Avoidant/restrictive food intake disorder (ARFID) is diagnosed when a person’s avoidance or restriction of food intake is associated with conditions including significant weight loss or nutritional deficiency, dependence on tube feeding or oral nutritional supplements, or marked challenges with psychosocial functioning. In 2013, the American Psychiatric Association added ARFID to the Diagnostic and Statistical Manual of Mental Disorders, Fifth Edition (DSM-5). Its inclusion has spurred research into how chronic food avoidance affects people across the lifespan.
Investigating how food avoidance affects adults has led researchers to note that many people who had challenges with food avoidance and restriction since early childhood were not identified and likely received little assistance with these challenges beyond their parents’ feeding strategies.
To address this, researchers at Duke University in a recent study asked a group of adults who identified themselves as “picky eaters” to reflect on their parents’ feeding strategies when they were children to better understand which strategies were perceived as helpful and which weren’t. The research team was led by Nancy Zucker, Ph.D., Juan Matias Di Martino, Ph.D., Guillermo Sapiro, Ph.D., and Young Kyung Kim, M.S. The study was supported in part by the National Institute of Mental Health.

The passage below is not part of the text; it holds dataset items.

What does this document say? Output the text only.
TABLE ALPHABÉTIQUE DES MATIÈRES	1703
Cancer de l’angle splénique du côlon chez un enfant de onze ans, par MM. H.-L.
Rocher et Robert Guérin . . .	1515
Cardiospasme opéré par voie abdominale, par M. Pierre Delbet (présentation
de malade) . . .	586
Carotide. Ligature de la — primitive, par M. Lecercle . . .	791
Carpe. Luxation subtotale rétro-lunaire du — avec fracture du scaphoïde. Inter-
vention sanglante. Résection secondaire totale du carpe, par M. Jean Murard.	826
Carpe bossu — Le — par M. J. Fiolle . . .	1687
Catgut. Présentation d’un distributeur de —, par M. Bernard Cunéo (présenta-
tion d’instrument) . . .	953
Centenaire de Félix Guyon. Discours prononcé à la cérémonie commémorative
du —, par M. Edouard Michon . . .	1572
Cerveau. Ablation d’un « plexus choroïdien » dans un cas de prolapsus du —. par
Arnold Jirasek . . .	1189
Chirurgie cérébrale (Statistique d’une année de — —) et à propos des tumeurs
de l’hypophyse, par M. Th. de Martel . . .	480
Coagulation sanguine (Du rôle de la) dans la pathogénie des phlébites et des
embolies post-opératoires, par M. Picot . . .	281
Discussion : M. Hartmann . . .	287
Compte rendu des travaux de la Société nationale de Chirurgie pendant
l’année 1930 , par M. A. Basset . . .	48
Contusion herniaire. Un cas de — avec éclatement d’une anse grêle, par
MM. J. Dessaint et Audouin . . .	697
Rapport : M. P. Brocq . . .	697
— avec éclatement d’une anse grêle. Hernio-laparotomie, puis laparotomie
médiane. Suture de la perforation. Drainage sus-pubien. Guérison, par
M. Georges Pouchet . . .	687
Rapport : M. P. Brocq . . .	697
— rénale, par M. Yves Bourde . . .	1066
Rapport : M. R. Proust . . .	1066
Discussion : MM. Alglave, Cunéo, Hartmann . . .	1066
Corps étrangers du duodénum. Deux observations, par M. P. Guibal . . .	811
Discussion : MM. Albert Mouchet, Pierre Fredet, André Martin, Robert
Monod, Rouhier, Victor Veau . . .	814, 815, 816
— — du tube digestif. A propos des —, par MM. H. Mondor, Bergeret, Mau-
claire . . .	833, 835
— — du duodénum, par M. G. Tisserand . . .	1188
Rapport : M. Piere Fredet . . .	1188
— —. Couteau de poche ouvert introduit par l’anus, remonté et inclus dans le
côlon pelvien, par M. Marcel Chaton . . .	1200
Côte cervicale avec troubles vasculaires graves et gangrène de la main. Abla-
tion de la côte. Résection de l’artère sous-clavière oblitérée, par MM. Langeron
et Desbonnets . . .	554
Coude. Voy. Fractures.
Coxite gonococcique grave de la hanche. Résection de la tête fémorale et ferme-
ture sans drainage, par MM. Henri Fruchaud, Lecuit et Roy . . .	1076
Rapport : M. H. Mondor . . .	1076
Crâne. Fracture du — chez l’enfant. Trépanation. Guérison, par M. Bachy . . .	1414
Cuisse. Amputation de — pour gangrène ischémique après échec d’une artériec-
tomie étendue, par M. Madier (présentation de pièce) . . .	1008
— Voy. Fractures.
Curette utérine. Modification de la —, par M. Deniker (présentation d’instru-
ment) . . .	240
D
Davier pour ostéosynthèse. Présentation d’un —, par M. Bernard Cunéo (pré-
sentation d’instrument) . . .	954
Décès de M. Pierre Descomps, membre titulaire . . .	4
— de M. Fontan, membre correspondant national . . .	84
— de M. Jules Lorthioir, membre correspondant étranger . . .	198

Published in the International Journal of Eating Disorders, the study included 19,239 adult participants who self-identified as “picky eaters” and did not meet diagnostic criteria for eating disorders such as anorexia nervosa, bulimia nervosa, or binge-eating disorder. The participants included adults with self-identified symptoms of ARFID as shown through psychosocial functioning, weight loss or sustained low weight, or nutritional deficiency, as well as adults without ARFID. In a survey, participants were asked whether there were things their parents did or rules their parents had that helped or improved their eating, and if there were things their parents did that contributed to or worsened their picky eating.
The researchers used machine learning to objectively quantify and understand subjective memories to categorize parent feeding strategies as helpful or not helpful. They found that participants thought feeding strategies seen as coercive were not helpful in increasing their food variety. Coercive strategies included being forced to eat something, parents becoming angry due to their food avoidance, and not being allowed to leave the table until they finished eating. On the other hand, participants thought parent strategies seen as encouraging and expressing an understanding of their challenges were helpful in expanding their food variety, increasing pleasure around food, and improving their enjoyment—or decreasing their stress—in social eating situations. Participants expressed this even if they continued to have some form of food avoidance in adulthood.
From these findings, the researchers concluded that creating a positive emotional context surrounding food and eating with others may help reduce psychosocial impairment and increase food variety in people with severe food avoidance. In addition, the researchers suggested that novel approaches like the machine learning used in this study have the potential to improve our understanding of challenges like ARFID and aid in the development of data-driven and evidence-based interventions.
The researchers acknowledged limitations of the study, including that the participants were all selective eaters, ARFID was diagnosed via self-report, and data relied on recollections of experiences that occurred many years prior to the study and are subject to biases and inaccuracies. Still, the researchers said their findings show clear patterns that distinguish helpful and unhelpful parent intervention strategies. Their findings suggest additional tools are needed to improve parent strategies and individuals’ capacity to try foods they’ve avoided and cope with challenging eating situations.